Setting the Record Straight

Culinary Arts, the field I have the pleasure of working in, is one that remains constant in teaching new things to those who indulge in it; particularly about people.  As with most things in life it has both a positive side and a lesser mentioned dark underbelly.  My world is one of vibrancy; a spectrum of many inspiring hues.  I have a low tolerance for those who disrespect the dynamics of our world.  The brotherhood found in a kitchen family is a special breed and at times has strongly reminded me of the camaraderie I have seen among my noble friends who serve in the military.  Today, it has come to my attention that I have been plagiarized.  Any one who knows me will tell you I have a strong distaste for lies and cheating.

As a cook sometimes you create something that is special.  Perhaps it reminds you of a family holiday moment, maybe it tastes like your first cultural exchange, it might even just be a bite that makes you think “Damn, I’m good at this.”  Either way, there is something uniquely you in that creation that you then choose to share or keep for yourself.  It is hard to maintain a culinary identity when you cook someone else’s recipes or only what other people want to eat.  Not everyone gets the opportunity to build a menu for a project, open their own restaurant or have the luxury of being given free rein to cook what their heart desires.  I have been quite fortunate in some of my endeavors to create amazing things or at least try to.

When I worked at Costa Rica Beer Factory I was given complete creative liberty with the menu.  It was a thrilling process…  There are days in professional kitchens when cooks get bored and throw something together, just for a change of taste, hoping it will at least be edible.  I had at least two of those days during my time at that restaurant.  One of those creations has now not only been blatantly plagiarized, a nonsensical back story has been built for it and it was broadcasted on national television in my second home country!  I am setting the record straight.  Not because I want the world to know I created the dish, but because if it is going to be remade, I want it done right.  If you cannot give credit where credit is do, at least do the dish justice.  So dear readers, this is the true story of the Shotgun Skillet:

I was tired after a rough beginning to the work week and gearing for what promised to be a rougher weekend service.  I had been jonesing for the ol’ south where I grew up and had my cooks quietly cursing my ipod and its current country music bender.  A taste of home was what the stomach ordered and I was determined to whip something up with what we had on hand.  I scoured our pantry.  Then it hit me, like tetris pieces fitting perfectly together, clearing the needed line to enter the next level.
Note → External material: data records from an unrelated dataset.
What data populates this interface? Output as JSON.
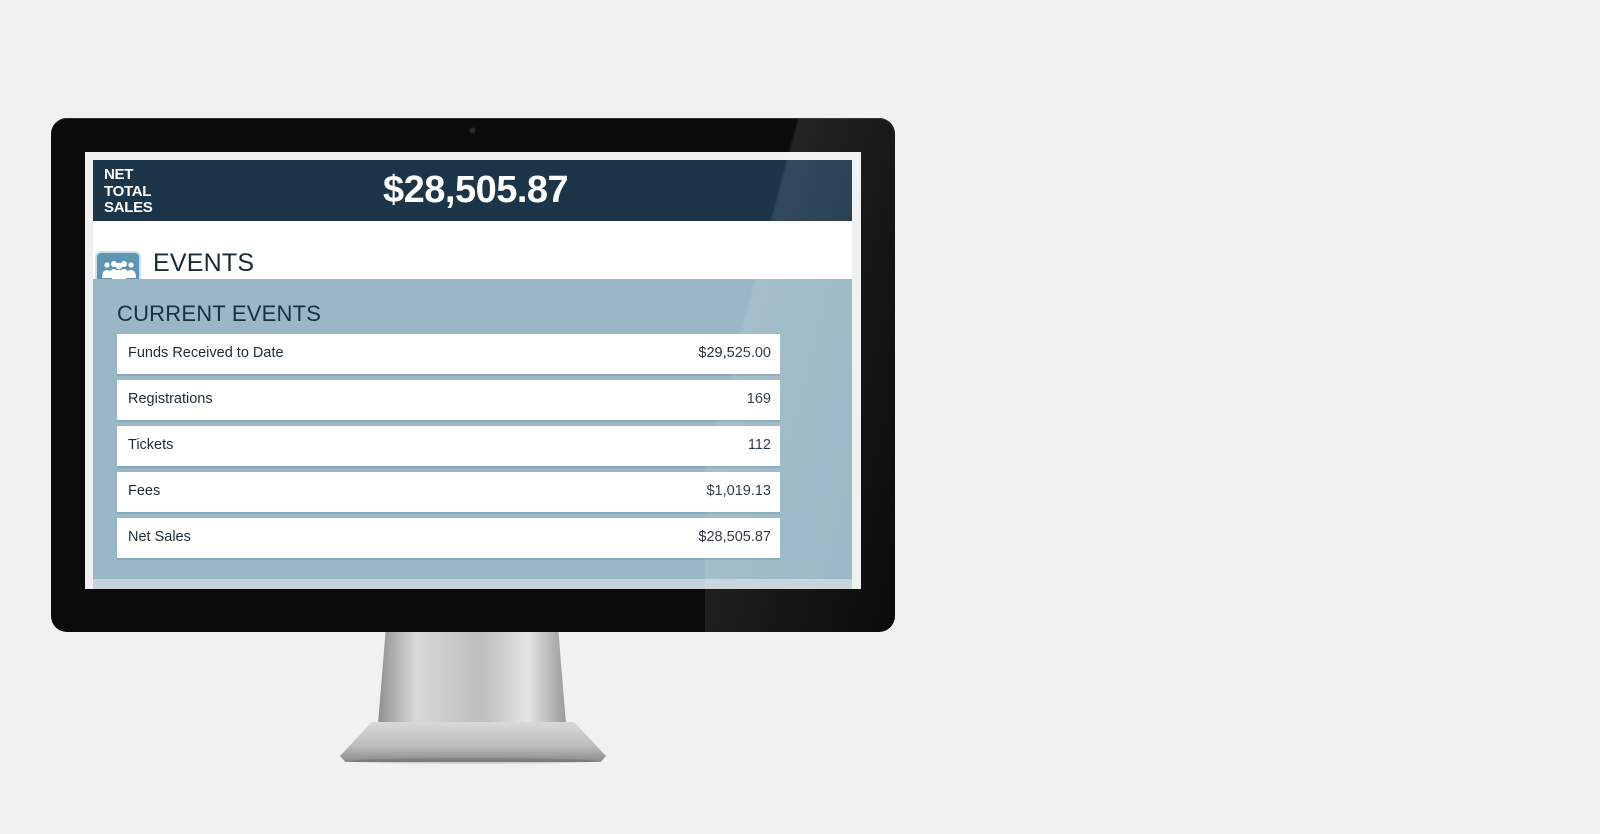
{
  "header": {
    "label": "NET\nTOTAL\nSALES",
    "amount": "$28,505.87"
  },
  "events": {
    "icon": "group-icon",
    "title": "EVENTS"
  },
  "current_events": {
    "title": "CURRENT EVENTS",
    "rows": [
      {
        "label": "Funds Received to Date",
        "value": "$29,525.00"
      },
      {
        "label": "Registrations",
        "value": "169"
      },
      {
        "label": "Tickets",
        "value": "112"
      },
      {
        "label": "Fees",
        "value": "$1,019.13"
      },
      {
        "label": "Net Sales",
        "value": "$28,505.87"
      }
    ]
  },
  "colors": {
    "header_bg": "#1c3549",
    "panel_bg": "#9ab7c5",
    "icon_bg": "#5e95b2",
    "page_bg": "#f1f1f1"
  }
}
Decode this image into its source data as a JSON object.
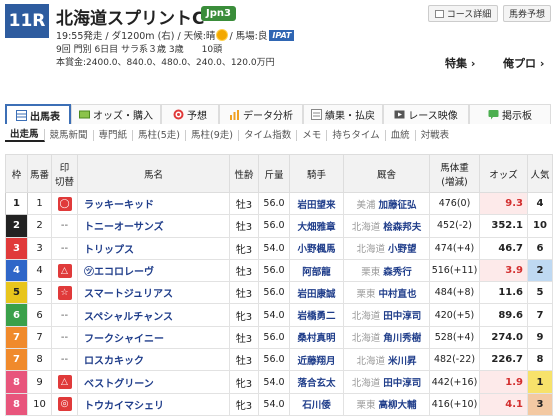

I rounded up about 7 ingredients and the dish took about 7 minutes to cook.  I took the idea of home fries that graced my childhood dinner table, seared some meat enough to lend it some color, mixed in a bit of Mexico… ’cause let’s be honest Texas used to belong to the land of the hot sun and added just enough heat to make you wish for sweet tea.  I sat down, thought of southern drawls and cowboy hats, inhaled deeply and took a bite.  Bull’s eye. 

One of the restaurant owners happened by, noticed something new on my plate and asked me what it was called.  I replied simply: “Shotgun Skillet” (later translated to “La Escopeta”).  The request soon came to include it on the menu, I reluctantly agreed but would not change the name despite their pleas.  In the south we ride shotgun, shotgun our beers and even attend shotgun weddings… the term can refer to something done quickly…  I felt it fitting.

I am including the recipe below, hope someone out there makes it and enjoys it as much as I did.  Word of advice to those staking claim and making up lies… check your facts and be humble.  There is no shame in making someone else’s food, just own up to it.  I do.  Also, if you feel the need to mess with a good thing, then just keep it to yourself.

Shotgun Skillet

100g potato, diced (parboiled*)
80g  corn kernels (fresh  off the cob)
20g cheese, grated (preferably farm ripened)
10g cilantro, finely chopped
40g sour cream
80g beef tenderloin, cubed
7g chipotle adobo paste


Heat oil in a small iron skillet and brown the potatoes.  Sprinkle in the corn kernels and cook for 1 minute.  Add in the cheese and cilantro.  Season to taste.  Toss the beef tenderloin with the chipotle adobo paste and season with salt.  In a separate skillet sear the tenderloin.  Serve with sour cream**.
*Parboiling secret ratios for great flavor and texture: 4liters water:1 Tbsp (15ml) white vinegar:1 Tbsp (18g) salt:1kilo potatoes
**If you have cornbread on hand (as everyone should) then serve it with this!